NORTH CAROLINA Motorcycle museum revs enthusiasm



Dale Walksler wants the display of his collection to appeal to all, even if they're not riders.
MAGGIE VALLEY, N.C. (AP) -- The deafening "briiiiiiiiiiiiiiiiiiip" of a small motor running at high speed echoes, and smoke and the acrid smell of burning castor bean oil hang in the air as Dale Walksler hops off a 1915 Harley-Davidson.
With typical enthusiasm, the former Harley dealer leads a group of visitors toward another of the hundreds of motorcycles on display in his personal candy store: the Wheels Through Time Museum of Vintage Transportation.
"This is really cool," Walksler says, showing off the 1938 Harley-Davidson 80 he rode 4,500 miles from Ottawa to Mexico City in 1995, finishing sixth in the "Great North American Race."
The same can be said of many of the vehicles on display in the 38,000-square-foot museum, which Walksler opened in June in this tiny Smoky Mountains town.
Walksler has hill-climbers and board-track racers, military cycles and one-of-a-kind machines built by Indian Motorcycle Co. engineer Oscar Hedstrom and a mystery man whose creation ended up hidden inside a Chicago wall for decades.
This is no stand-behind-the-velvet-rope museum. Nearly all of the motorcycles run, and Walksler needs only the slightest encouragement to demonstrate the earsplitting racket generated by, say, a board-racer's little engine.
Personal collection
Walksler started Wheels Through Time as a showcase for his personal motorcycle collection, adjacent to the Harley-Davidson dealership he owned in Mount Vernon, Ill.

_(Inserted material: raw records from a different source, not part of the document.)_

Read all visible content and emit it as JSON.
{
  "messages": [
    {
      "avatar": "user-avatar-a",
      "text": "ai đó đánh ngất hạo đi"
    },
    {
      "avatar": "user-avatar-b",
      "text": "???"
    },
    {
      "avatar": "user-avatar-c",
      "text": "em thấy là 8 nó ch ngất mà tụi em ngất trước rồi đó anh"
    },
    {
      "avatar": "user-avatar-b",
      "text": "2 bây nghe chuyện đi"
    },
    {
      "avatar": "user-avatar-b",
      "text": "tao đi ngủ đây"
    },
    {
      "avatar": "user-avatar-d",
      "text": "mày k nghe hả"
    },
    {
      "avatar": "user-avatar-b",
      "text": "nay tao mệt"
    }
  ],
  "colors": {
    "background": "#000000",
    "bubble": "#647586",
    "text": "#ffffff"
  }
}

Last year, he sold the dealership and moved his collection to Maggie Valley, where Wheels Through Time has become Walksler's midlife dream come true, a love letter to the American motorcycle.
Now 49, Walksler grew up building go-carts in Chicago's western suburbs. He rode his first motorcycle when he was 15 and was dealing used Harley parts when he bought Mount Vernon's struggling Harley shop. He was 22, and spent the next quarter-century building Dale's Harley-Davidson into a marketing powerhouse.

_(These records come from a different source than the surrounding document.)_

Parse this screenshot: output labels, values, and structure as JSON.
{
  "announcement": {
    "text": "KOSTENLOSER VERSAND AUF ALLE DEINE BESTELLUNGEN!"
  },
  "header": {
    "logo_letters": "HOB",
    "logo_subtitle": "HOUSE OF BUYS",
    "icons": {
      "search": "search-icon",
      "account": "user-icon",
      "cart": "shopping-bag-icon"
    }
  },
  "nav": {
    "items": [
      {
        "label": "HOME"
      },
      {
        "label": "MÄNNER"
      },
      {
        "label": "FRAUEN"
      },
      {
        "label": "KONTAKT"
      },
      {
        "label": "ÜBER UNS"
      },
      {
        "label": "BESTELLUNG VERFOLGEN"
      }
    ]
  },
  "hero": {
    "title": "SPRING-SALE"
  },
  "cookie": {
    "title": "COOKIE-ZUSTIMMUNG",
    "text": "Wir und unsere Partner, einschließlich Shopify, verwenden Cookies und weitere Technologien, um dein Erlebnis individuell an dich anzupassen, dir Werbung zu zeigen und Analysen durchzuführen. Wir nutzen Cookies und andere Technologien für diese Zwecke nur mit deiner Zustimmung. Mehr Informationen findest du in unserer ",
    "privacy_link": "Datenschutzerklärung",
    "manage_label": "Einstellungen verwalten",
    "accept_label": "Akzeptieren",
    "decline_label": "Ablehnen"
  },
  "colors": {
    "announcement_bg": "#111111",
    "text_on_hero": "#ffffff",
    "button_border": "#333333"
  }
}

At the dealership's peak, Walksler said, he was selling 100 bikes a month and making a seven-figure income -- pouring much of that into his private motorcycle collection.
Robin Hartfiel, editor in chief of the Santa Ana, Calif.-based industry trade magazine Dealernews, said Walksler's is the top private collection in the field. Hartfiel said Walksler's passion for old motorcycles makes him a magnet among collectors.
The right spot
By the spring of 2001, Walksler was ready to get out of the dealership business. He was scouting for a place to relocate Wheels Through Time when he took a vacation in the Smokies. Passing through Maggie Valley, about 30 miles west of Asheville, he decided its mountain beauty and proximity to popular tourist destinations made it the ideal location.

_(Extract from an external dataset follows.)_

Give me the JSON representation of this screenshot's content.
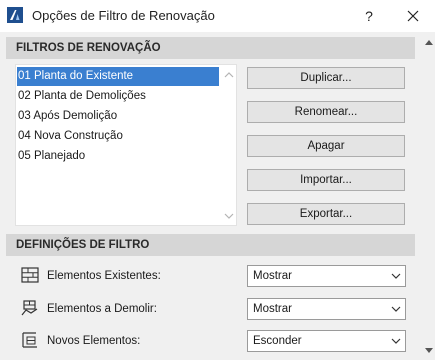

Walksler, who has put $1 million into the museum and has loans for $1.5 million more, thinks he can break even if he attracts just 50,000 of the tourists who pass through the Smokies each year. That's just a fraction of the approximately 900,000 people who annually visit Asheville's Biltmore Estate or the 1.8 million who see the Ripley's Aquarium of the Smokies across the state line in Gatlinburg, Tenn.
The museum's location is promising -- just a few miles from the Blue Ridge Parkway, a popular touring destination for motorcyclists. Also, Maggie Valley and nearby Cherokee both hold annual motorcycle rallies.
Walksler wants Wheels Through Time to appeal even to those who have never mounted a motorcycle. Exhibits focus on the motorcycle's deep roots in American culture.